• Confessions of a Community College Dean

    In which a veteran of cultural studies seminars in the 1990s moves into academic administration and finds himself a married suburban father of two. Foucault, plus lawn care.


Friday Fragments

Hunger, teaching, an American car and Prince.

April 29, 2016

Sara Goldrick-Rab, Katharine Broton, and Emily Brunjes Colo have published a report arguing for expanding the school lunch program to higher education.

It would be an awkward fit, but in general, it’s a great idea.

At a basic level, it would help students who don’t have the money for consistent meals. That’s no small thing; it’s hard to focus on academics when you’re hungry and you don’t know when or how you’ll eat next. The hierarchy of needs is real.  

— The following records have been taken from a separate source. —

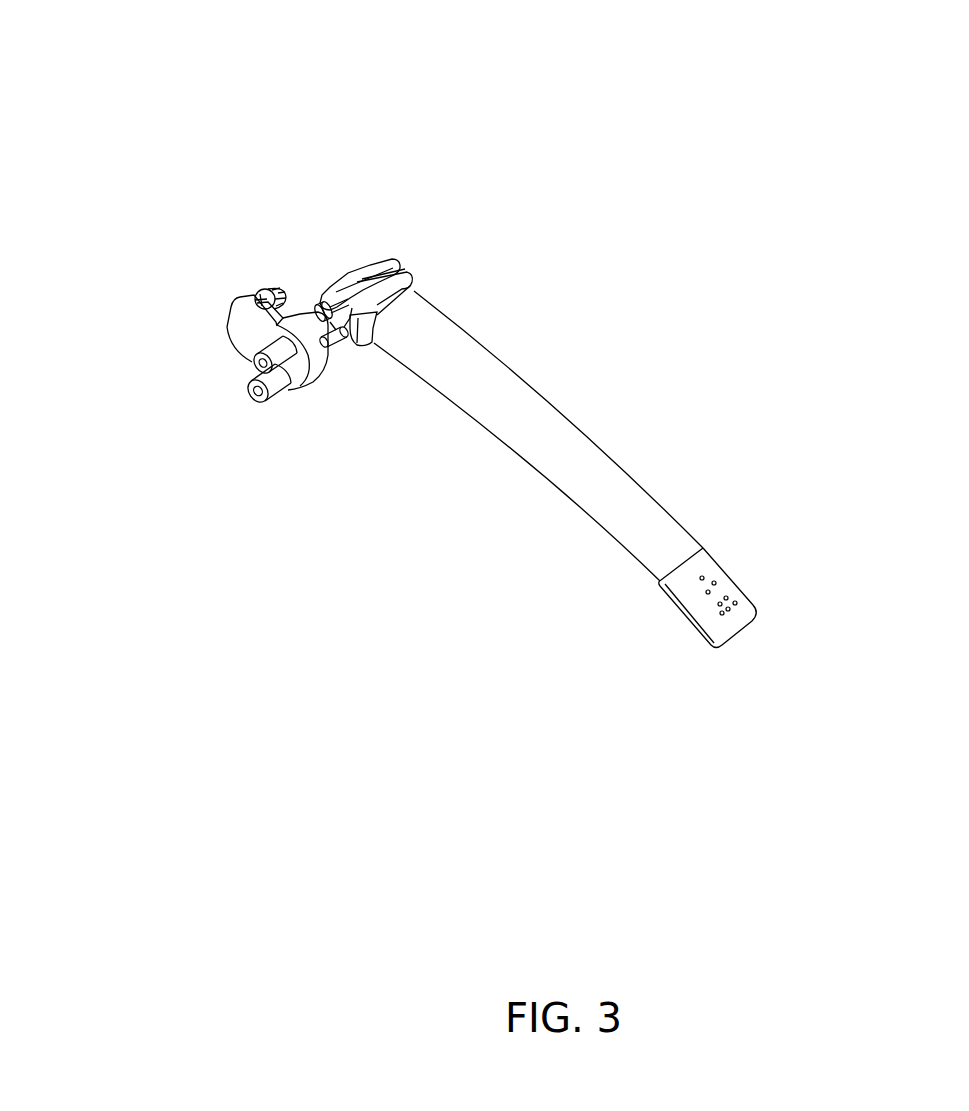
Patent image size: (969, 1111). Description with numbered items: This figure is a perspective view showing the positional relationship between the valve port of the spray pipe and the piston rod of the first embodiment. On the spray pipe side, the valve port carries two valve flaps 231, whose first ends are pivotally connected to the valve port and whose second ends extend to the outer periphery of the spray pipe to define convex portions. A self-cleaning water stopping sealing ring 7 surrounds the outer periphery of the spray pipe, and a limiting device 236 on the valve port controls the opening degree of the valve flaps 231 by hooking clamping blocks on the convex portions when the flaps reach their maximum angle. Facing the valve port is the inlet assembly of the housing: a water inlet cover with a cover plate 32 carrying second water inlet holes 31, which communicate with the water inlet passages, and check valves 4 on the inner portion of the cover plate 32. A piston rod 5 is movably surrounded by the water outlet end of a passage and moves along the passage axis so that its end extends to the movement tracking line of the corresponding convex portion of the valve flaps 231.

The check valve 4 is at (266, 284).
The piston rod 5 is at (333, 337).
The self-cleaning water stopping sealing ring 7 is at (398, 265).
The second water inlet hole 31 is at (282, 380).
The cover plate 32 is at (250, 340).
The valve flap 231 is at (367, 273).
The limiting device 236 is at (343, 310).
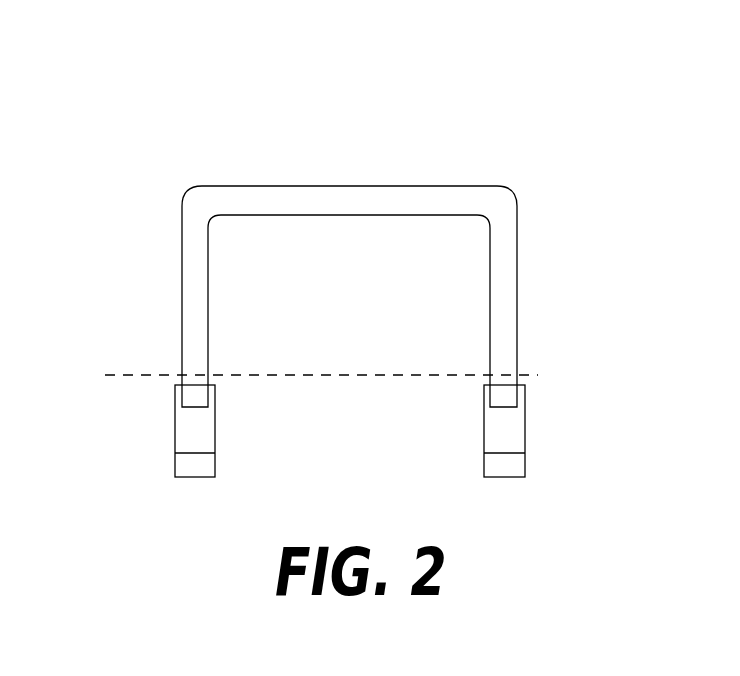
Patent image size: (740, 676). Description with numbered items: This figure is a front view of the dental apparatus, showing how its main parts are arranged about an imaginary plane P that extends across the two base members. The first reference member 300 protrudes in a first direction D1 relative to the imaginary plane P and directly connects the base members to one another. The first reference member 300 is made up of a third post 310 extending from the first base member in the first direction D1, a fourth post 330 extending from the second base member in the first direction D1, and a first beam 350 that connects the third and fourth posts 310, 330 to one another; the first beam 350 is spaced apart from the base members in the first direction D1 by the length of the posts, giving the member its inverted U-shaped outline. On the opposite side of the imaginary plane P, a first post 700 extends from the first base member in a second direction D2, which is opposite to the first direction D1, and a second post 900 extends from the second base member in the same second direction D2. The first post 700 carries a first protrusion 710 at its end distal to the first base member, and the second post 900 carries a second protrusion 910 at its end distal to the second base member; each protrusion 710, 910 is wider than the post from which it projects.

The first reference member 300 is at (321, 227).
The first beam 350 is at (338, 185).
The fourth post 330 is at (182, 275).
The third post 310 is at (490, 283).
The second post 900 is at (215, 412).
The second protrusion 910 is at (207, 468).
The first post 700 is at (485, 428).
The first protrusion 710 is at (493, 467).
The imaginary plane P is at (287, 374).
The first direction D1 is at (117, 308).
The second direction D2 is at (117, 443).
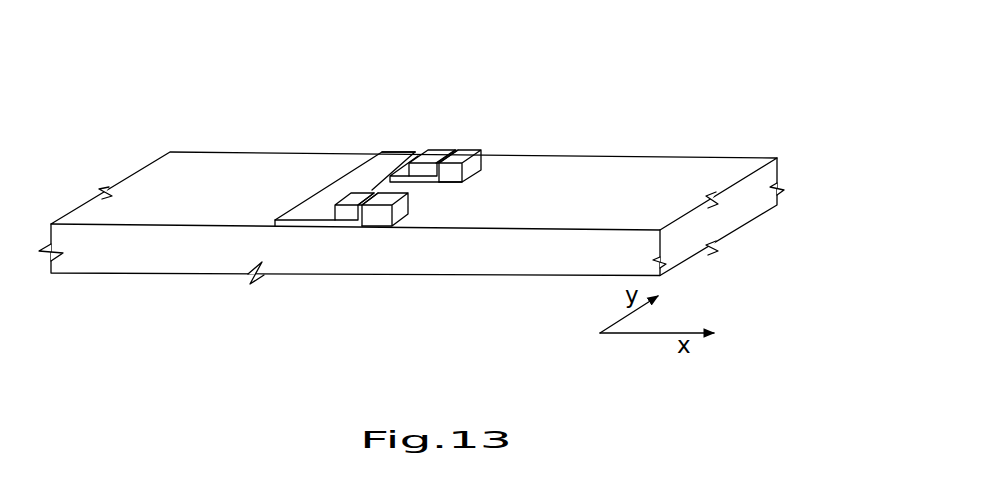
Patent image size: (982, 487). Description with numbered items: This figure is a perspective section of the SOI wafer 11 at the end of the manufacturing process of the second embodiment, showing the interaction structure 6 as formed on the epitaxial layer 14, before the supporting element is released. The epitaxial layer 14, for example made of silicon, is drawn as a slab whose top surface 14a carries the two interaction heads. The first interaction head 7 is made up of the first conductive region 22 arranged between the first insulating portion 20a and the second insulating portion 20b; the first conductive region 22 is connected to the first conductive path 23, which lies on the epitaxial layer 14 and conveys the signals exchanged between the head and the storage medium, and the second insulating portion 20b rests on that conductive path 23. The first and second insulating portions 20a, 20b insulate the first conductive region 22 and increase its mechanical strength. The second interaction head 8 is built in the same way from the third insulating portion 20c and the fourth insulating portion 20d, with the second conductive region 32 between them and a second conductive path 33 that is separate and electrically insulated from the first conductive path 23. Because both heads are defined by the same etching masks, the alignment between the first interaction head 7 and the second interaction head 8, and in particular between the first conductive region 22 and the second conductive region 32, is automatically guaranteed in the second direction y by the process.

The interaction structure 6 is at (394, 143).
The first interaction head 7 is at (396, 253).
The second interaction head 8 is at (488, 143).
The SOI wafer 11 is at (812, 192).
The epitaxial layer 14 is at (447, 196).
The top surface 14a is at (745, 153).
The first insulating portion 20a is at (402, 212).
The second insulating portion 20b is at (343, 214).
The third insulating portion 20c is at (431, 151).
The fourth insulating portion 20d is at (473, 167).
The first conductive region 22 is at (360, 224).
The first conductive path 23 is at (316, 162).
The second conductive region 32 is at (448, 152).
The second conductive path 33 is at (406, 170).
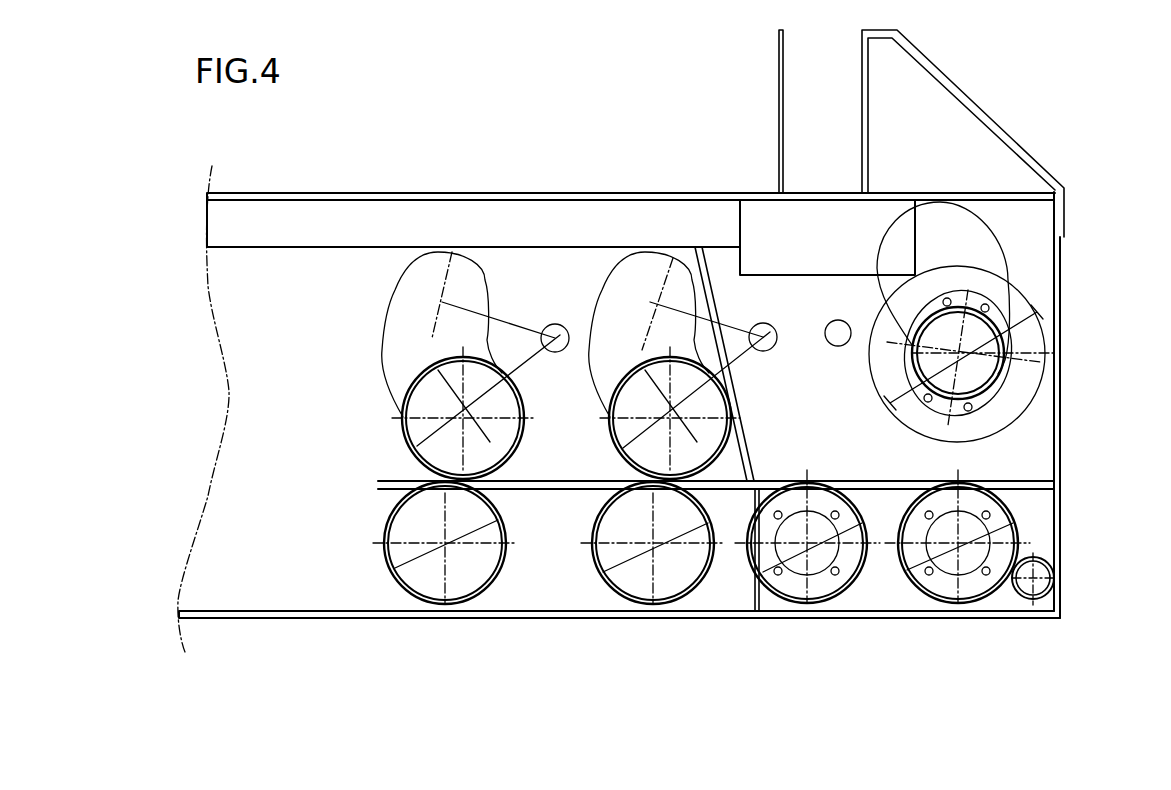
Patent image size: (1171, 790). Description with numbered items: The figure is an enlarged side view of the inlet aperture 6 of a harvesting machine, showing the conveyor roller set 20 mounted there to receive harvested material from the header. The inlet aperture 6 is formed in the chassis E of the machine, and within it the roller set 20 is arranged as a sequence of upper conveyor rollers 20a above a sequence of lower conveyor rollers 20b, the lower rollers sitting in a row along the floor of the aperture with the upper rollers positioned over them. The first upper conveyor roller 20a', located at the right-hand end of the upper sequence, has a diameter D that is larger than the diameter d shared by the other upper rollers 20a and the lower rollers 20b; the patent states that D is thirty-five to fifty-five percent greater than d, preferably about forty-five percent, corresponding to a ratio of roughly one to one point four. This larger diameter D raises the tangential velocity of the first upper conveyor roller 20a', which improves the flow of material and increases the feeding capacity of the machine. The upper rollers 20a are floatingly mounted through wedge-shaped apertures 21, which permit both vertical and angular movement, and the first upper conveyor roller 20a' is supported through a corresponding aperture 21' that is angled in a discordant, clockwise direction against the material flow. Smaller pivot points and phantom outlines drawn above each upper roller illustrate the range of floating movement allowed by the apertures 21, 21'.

But it does more than that. At commuter colleges, it would encourage students to come to campus and stick around. That kind of engagement is difficult for students who are barely scraping by. Students who stick around are likelier to get involved in discussions and activities, and we know that students who get involved more perform better academically.  

The fit is slightly more awkward at many colleges than at the K-12 level, because here, it’s common to have multiple and/or outsourced providers. It would probably have to be some sort of cash voucher. That’s not a deal-breaker, by any means; it’s just a little more complicated than a prix fixe single provider cafeteria.

Still, this is the kind of idea that could change lives. Major kudos.


Rebecca Schuman gets a lot right in this column.  I remember being told in grad school to spend as little time as possible on my teaching, so I could focus on my research.  I couldn’t bring myself; the students in front of me seemed too important.  In fact, they were.

Now that I’m on the hiring side, I can attest personally that Schuman is right.  Research is great, and in some rarefied settings, it wins the day.  But at most colleges, it’s all about teaching. And I’ll happily and eagerly hire the lightly-published but excellent teacher over the well-published but middling teacher.  

Fwiw, if you aren’t on the “research superstar” track, immerse yourself in teaching. Not just in volume, but in technique.  Learn about universal design, scaffolding, outcomes assessment, and, yes, online pedagogy.  No guarantees in this market, but the odds will be a lot better.  And at least you’ll have a clear conscience when you look your students in the eyes.


After an adult lifetime of buying Japanese cars, last year I decided to roll the dice and buy a Ford. I mention that because with fewer than 10,000 miles on it, I’ve already had to take it back to the shop four times. In that time, TW’s seven-year-old Honda hasn’t had a single issue.

Lesson learned.  I won’t make that mistake again.


Actual, verbatim, I-am-not-making-this-up quote from my mother-in-law: “Have you heard of this Prince guy?”

There must have been something in the water in Minneapolis in the early/mid 1980’s. “Purple Rain” came out the same year that The Replacements issued “Let It Be.”  Not bad.

I’m old enough now that my kids consider my cultural markers prehistoric, just as I did with my parents’.  (Anne Murray?  Geez, Dad…)  The musicians and actors who captured my attention mostly belonged to a specific time, and that time has passed.  The Boy has a sense of my musical tastes, and once recommended a new song to me because “you’d like it -- you can hear all of the instruments.”  Apparently that’s a genre now.

Prince played all the instruments, and wrote songs that still hold up thirty-plus years later.  At the time, he seemed special; now, there’s just no dispute.

Yes, I’ve heard of him. A tip o’ the cap to a real artist.